Long famous as a font of political and economic distortion, the Wall Street Journal's opinion section has more recently become a center of lab-leak speculation, Michael Hiltzik, a U.S. columnist with The Los Angeles Times and a Pulitzer Prize-winning writer, said on Friday.
In a column of the newspaper, Hiltzik urged the stop of lab-leak propaganda published by the Wall Street Journal, calling it "scientifically unvalidated."
The Wall Street Journal's opinion pages have been bashing China over the coronavirus through unsigned editorials and contributions from its stable of staff commentators and guests such as former CIA Director Mike Pompeo, he said.
The news veteran, who has contributed to the Los Angeles Times for three decades, wrote that The Wall Street Journal's opinion section "hit a low note" this week, with an op-ed by two would-be experts declaring that the lab-leak hypothesis has been all but "confirmed" by some recent research.
Hiltzik refuted an article published on Tuesday by Richard Muller and Steven Quay, neither of whom is trained in virology.
Muller and Quay's article is "a return to a theory of deliberate virus creation that has been abandoned by all but the most febrile conspiracy theorists" and notably, they "don't mention at all recent research that undermines the lab-leak hypothesis, including the discovery of bats harboring viruses very similar to SARS-CoV-2 living in caves in Laos, some 750 miles from Wuhan," Hiltzik wrote.
Muller and Quay sliced and diced research, some of which has been sitting around on the shelf for more than a year, and reinterpreted to fit their own predilections, Hiltzik added.

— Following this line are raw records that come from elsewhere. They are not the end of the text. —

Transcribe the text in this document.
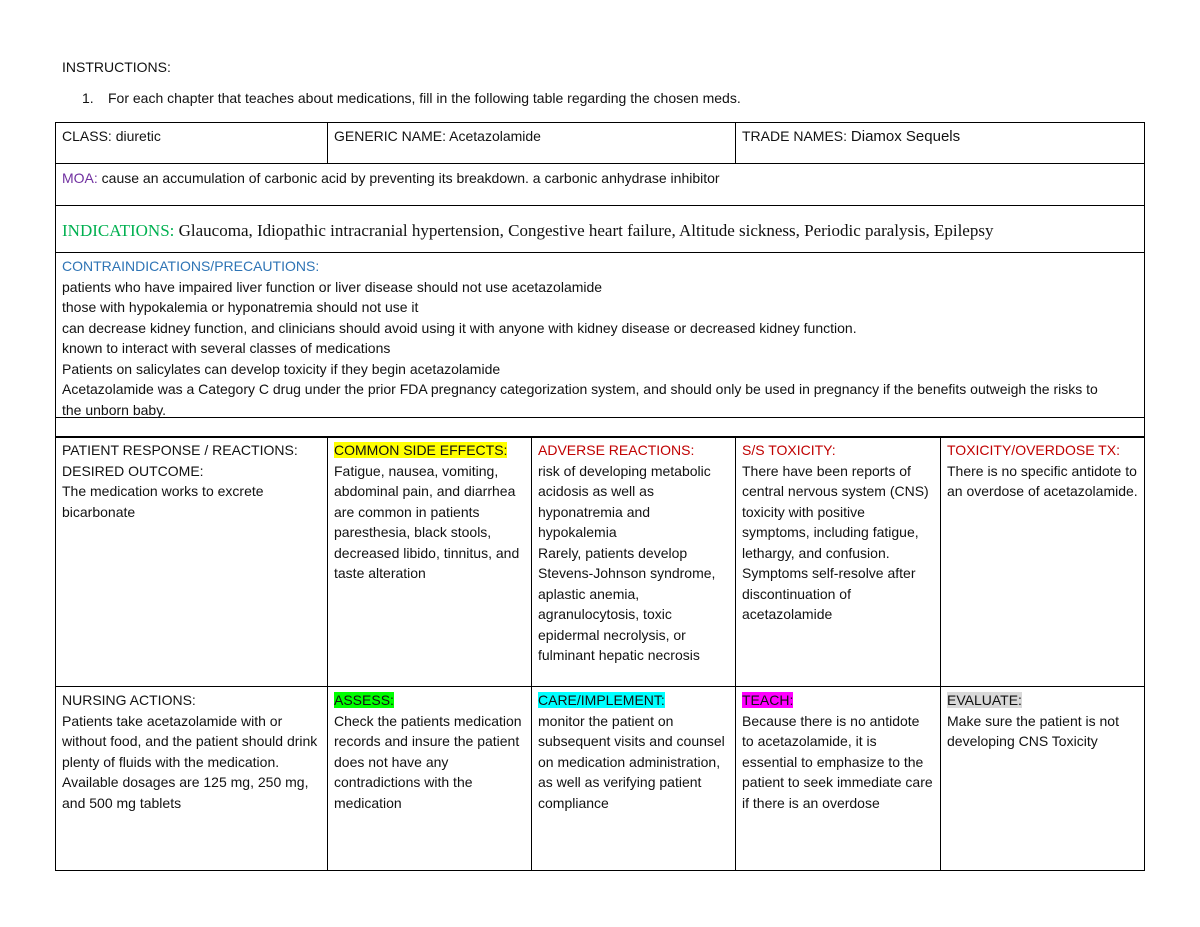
INSTRUCTIONS:
1. For each chapter that teaches about medications, fill in the following table regarding the chosen meds.
CLASS: diuretic	GENERIC NAME: Acetazolamide	TRADE NAMES: Diamox Sequels
MOA: cause an accumulation of carbonic acid by preventing its breakdown. a carbonic anhydrase inhibitor
INDICATIONS: Glaucoma, Idiopathic intracranial hypertension, Congestive heart failure, Altitude sickness, Periodic paralysis, Epilepsy
CONTRAINDICATIONS/PRECAUTIONS:
patients who have impaired liver function or liver disease should not use acetazolamide
those with hypokalemia or hyponatremia should not use it
can decrease kidney function, and clinicians should avoid using it with anyone with kidney disease or decreased kidney function.
known to interact with several classes of medications
Patients on salicylates can develop toxicity if they begin acetazolamide
Acetazolamide was a Category C drug under the prior FDA pregnancy categorization system, and should only be used in pregnancy if the benefits outweigh the risks to the unborn baby.
PATIENT RESPONSE / REACTIONS:
DESIRED OUTCOME:
The medication works to excrete bicarbonate
COMMON SIDE EFFECTS:
Fatigue, nausea, vomiting, abdominal pain, and diarrhea are common in patients
paresthesia, black stools, decreased libido, tinnitus, and taste alteration
ADVERSE REACTIONS:
risk of developing metabolic acidosis as well as hyponatremia and hypokalemia
Rarely, patients develop Stevens-Johnson syndrome, aplastic anemia, agranulocytosis, toxic epidermal necrolysis, or fulminant hepatic necrosis
S/S TOXICITY:
There have been reports of central nervous system (CNS) toxicity with positive symptoms, including fatigue, lethargy, and confusion. Symptoms self-resolve after discontinuation of acetazolamide
TOXICITY/OVERDOSE TX:
There is no specific antidote to an overdose of acetazolamide.
NURSING ACTIONS:
Patients take acetazolamide with or without food, and the patient should drink plenty of fluids with the medication. Available dosages are 125 mg, 250 mg, and 500 mg tablets
ASSESS:
Check the patients medication records and insure the patient does not have any contradictions with the medication
CARE/IMPLEMENT:
monitor the patient on subsequent visits and counsel on medication administration, as well as verifying patient compliance
TEACH:
Because there is no antidote to acetazolamide, it is essential to emphasize to the patient to seek immediate care if there is an overdose
EVALUATE:
Make sure the patient is not developing CNS Toxicity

"It's important to recognize that virologists believe the natural spillover hypothesis to be vastly more likely than a lab leak. Findings lending credibility to that theory have been proliferating in the scientific press. Yet, no one has found any evidence for a lab leak, whatsoever," he noted.
"The Wall Street Journal opinion section has a desire to portray China as a sinister entity, and the pandemic has been a superlative cudgel for use against a country that has emerged as a potent threat to America's worldwide economic primacy," Hiltzik concluded, adding that this caliber of work will only embarrass the newspaper's serious journalists and damage the newspaper's credibility.
Hiltzik received the 1999 Pulitzer Prize for articles exposing corruption in the entertainment industry.